Esa tarde, lloriqueándole a mi tía, conseguí que me llevara de merienda a las afueras de mi barrio con ellos. Pero no sin antes lavarme la cara, manos, rodillas y ponerme el abrigo para tapar los lamparones que el vestido tenía. Ahí está la foto. No recuerdo mucho más, pero a partir de aquel día Manolín y yo fuimos inseparables. Yo visitaba a mi abuela y jugábamos en La Plaza del Pato, o él se escapaba calle arriba hasta llegar a la Magdalena. Se diría que nos considerábamos ‘novios’ por afinidad y entendimiento de nuestras penas.
Cuando murió mi madre pasaba el día, y a veces la noche, en casa de mi abuela. El tabique de su cocina daba al dormitorio de Manolin: bajando al segundo piso cuando todos dormían recuerdo haber dado con los nudillos en esa pared y con frecuencia haber oído una respuesta. Mi abuela acabó instalando un catre en ese rincón de la cocina, sin saber porqué “la niña se ha encaprichado en dormir ahí.”

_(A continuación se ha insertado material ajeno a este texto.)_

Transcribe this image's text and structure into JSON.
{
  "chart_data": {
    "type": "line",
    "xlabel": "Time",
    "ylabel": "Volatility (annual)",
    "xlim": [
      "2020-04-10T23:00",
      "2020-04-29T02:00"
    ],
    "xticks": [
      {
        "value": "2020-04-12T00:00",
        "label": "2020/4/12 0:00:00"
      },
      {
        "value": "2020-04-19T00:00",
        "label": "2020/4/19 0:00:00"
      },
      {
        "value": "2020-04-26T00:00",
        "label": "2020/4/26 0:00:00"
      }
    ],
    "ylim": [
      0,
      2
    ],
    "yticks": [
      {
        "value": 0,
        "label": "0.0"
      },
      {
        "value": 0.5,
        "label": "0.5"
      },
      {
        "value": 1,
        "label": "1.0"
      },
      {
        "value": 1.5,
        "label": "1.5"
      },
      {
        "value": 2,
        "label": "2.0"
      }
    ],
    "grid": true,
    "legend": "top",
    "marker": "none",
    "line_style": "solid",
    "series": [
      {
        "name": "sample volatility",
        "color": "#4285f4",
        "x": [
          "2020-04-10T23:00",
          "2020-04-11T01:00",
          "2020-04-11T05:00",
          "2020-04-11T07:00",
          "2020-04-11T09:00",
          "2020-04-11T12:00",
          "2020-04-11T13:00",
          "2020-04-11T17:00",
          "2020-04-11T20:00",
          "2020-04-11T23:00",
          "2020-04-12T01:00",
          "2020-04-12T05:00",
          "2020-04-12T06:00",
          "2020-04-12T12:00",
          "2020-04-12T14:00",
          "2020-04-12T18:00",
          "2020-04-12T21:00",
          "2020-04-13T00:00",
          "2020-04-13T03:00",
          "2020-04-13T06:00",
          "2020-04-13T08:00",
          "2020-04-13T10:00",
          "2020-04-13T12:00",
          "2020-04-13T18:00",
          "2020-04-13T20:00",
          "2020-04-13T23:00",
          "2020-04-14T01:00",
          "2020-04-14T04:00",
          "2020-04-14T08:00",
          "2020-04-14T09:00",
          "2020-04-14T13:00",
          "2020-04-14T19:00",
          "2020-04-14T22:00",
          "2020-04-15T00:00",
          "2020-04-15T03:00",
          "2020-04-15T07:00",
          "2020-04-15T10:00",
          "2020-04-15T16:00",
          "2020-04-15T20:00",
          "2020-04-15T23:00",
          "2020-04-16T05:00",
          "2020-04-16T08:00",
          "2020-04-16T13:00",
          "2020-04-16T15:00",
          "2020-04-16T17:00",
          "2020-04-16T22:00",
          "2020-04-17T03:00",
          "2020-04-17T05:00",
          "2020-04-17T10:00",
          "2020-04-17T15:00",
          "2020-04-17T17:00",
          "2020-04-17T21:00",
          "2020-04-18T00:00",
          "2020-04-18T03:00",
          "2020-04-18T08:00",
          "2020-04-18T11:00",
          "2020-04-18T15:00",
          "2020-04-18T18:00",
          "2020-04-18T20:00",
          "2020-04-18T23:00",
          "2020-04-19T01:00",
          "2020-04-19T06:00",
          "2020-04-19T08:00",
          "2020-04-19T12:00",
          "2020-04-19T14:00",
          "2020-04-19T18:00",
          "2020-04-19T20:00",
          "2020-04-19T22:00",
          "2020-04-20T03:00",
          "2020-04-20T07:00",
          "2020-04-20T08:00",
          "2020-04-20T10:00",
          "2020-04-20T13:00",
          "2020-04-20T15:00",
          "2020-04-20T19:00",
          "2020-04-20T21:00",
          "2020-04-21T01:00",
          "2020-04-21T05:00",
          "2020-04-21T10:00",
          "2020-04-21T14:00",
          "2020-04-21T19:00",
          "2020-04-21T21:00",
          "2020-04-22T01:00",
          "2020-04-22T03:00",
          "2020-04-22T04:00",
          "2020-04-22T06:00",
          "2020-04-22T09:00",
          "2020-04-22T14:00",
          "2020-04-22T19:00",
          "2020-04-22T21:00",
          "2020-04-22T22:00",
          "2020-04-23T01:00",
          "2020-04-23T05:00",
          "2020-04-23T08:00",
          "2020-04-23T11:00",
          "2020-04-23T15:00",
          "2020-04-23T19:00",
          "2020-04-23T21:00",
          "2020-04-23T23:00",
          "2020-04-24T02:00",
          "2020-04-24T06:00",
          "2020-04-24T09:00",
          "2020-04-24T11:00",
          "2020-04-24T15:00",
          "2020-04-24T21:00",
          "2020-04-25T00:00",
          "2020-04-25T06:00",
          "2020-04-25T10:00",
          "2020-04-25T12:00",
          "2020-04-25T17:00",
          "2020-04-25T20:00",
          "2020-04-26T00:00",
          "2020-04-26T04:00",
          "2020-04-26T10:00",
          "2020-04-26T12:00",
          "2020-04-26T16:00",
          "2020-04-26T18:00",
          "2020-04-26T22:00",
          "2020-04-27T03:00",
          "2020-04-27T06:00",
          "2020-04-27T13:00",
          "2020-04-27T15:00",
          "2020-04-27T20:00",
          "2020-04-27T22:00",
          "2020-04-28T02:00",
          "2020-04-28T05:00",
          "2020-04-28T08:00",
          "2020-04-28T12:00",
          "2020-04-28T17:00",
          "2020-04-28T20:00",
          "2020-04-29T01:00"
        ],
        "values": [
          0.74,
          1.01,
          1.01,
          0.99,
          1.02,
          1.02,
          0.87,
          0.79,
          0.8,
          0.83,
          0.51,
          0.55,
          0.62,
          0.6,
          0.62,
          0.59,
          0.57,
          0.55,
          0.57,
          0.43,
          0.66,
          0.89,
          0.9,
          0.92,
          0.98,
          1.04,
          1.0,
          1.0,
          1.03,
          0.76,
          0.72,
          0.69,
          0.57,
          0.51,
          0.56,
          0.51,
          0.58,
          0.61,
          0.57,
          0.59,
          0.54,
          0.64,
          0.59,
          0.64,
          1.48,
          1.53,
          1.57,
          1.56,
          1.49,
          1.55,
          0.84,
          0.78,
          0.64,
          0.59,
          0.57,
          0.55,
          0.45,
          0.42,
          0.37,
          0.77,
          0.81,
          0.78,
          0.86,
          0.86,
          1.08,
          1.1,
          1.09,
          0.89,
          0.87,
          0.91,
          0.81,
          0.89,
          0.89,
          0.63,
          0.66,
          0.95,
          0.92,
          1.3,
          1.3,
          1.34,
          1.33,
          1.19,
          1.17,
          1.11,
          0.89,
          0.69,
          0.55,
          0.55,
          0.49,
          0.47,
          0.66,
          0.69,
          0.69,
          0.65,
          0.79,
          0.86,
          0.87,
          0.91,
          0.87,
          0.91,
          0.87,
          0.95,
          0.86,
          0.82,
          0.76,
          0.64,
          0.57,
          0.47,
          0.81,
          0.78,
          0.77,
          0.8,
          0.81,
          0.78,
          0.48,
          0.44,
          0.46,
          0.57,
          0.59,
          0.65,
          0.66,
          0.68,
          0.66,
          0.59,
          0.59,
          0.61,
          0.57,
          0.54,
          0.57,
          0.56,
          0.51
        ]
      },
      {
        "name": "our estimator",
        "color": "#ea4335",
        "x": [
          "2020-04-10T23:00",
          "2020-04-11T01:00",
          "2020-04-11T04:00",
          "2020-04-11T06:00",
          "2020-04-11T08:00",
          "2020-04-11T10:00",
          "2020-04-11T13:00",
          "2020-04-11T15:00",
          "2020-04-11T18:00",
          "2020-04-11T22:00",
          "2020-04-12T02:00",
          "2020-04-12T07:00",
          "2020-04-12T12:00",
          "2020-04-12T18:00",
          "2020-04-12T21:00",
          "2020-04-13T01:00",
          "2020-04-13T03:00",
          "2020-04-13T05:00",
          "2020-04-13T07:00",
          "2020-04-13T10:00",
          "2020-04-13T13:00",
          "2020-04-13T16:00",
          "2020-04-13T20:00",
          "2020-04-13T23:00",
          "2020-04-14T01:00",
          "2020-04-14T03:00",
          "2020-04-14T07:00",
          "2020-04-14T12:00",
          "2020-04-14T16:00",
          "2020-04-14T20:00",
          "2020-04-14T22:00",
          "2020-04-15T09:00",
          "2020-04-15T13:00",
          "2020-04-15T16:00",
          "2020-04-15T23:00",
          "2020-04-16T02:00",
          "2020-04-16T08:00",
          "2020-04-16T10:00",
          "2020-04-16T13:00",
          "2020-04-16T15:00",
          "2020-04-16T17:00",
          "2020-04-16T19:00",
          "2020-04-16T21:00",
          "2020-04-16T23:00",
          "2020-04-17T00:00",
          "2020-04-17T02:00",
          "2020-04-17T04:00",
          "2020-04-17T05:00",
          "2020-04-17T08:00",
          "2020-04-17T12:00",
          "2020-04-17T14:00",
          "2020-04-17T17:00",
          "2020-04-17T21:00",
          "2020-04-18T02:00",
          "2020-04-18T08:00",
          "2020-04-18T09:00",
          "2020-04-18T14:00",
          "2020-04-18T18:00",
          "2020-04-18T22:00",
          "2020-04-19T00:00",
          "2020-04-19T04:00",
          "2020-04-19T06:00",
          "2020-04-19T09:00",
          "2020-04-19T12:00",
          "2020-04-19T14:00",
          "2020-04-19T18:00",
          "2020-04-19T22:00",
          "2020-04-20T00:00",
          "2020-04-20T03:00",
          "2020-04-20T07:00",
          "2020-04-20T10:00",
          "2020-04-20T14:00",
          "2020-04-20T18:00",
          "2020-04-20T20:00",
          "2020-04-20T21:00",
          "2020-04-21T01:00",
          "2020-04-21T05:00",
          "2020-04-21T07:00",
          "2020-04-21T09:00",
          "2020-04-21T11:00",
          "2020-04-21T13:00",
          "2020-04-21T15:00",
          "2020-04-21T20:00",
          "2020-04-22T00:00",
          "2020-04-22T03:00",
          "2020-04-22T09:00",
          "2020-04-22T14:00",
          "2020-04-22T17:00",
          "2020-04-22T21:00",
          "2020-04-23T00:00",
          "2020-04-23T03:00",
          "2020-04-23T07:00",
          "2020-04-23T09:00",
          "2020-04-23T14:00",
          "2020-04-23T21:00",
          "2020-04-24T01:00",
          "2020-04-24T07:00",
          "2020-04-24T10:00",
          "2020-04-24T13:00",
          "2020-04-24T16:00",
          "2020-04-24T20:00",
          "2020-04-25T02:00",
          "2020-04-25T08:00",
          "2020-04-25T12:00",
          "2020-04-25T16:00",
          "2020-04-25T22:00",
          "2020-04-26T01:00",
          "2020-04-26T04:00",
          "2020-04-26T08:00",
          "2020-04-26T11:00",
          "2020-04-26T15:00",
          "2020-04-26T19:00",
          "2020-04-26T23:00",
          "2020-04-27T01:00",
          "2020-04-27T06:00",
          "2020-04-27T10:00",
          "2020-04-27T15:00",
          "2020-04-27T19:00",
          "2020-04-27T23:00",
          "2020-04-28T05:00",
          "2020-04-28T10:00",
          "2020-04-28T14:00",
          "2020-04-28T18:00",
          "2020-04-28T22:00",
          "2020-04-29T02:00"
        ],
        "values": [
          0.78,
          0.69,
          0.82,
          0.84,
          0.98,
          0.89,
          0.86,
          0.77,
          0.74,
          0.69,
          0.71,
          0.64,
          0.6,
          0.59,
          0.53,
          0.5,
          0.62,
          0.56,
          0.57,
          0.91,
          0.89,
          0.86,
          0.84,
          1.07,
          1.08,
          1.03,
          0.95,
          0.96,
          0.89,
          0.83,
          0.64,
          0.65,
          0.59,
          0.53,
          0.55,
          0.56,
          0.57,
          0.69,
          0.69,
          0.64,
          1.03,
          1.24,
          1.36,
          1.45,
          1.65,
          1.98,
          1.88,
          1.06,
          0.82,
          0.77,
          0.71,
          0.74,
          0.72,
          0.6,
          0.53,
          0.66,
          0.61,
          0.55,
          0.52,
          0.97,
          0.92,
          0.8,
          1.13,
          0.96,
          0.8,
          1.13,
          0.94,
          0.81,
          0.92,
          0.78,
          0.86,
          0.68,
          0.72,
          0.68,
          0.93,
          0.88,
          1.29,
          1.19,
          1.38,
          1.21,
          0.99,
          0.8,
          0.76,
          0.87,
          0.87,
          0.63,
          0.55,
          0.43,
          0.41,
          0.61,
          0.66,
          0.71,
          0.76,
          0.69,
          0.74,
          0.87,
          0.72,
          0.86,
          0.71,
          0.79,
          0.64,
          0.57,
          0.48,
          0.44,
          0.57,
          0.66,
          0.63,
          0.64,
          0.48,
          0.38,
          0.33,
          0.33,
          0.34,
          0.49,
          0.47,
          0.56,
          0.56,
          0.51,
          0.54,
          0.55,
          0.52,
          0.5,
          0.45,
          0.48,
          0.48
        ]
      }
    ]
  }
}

Todo llega a su fin, y como todos los finales que no los trae la muerte, hubo un tiempo de desapego. Viernes Santo sería: estábamos sentados en el balcón, balanceando las piernas que colgaban entre los barrotes. ¿Quién pudiera recordar la conversación que nos traeríamos a los ocho años? Por aquello del ruido, nos hablábamos al oído. Al otro lado del balcón, mi hermano - unos años mayor que yo - con sus amigos. Nosotros sentados en las frescas baldosas y ellos de pie. Mi hermano, sujetándose a la barandilla y extendiendo los brazos se echó hacia atrás; mirando a Manolín le grito : ¡Eh, cuidado con lo que haces que te estoy viendo! Yo no entendí; por un momento pensé que se refería a que iba a perder los zapatos con el balanceo. Manolín algo pilló porque dejó de hablar. Se alejó de mí lo que sus piernas atrapadas le permitieron, se puso nervioso y antes de que llegará el primer paso, sin decir nada, se levantó y se fue. Mi hermano, mi gran protector en esos tiempos, quedó satisfecho…yo confundida.
Desde aquel día, cuando Manolín me veía en la calle se metía en el portal de su casa. Mis golpecitos dejaron de tener respuesta.
Concluí que el luto pasa y con él la magia, las ilusiones, el dolor…pero la aventura queda en el recuerdo y en este caso, por fortuna, en una foto.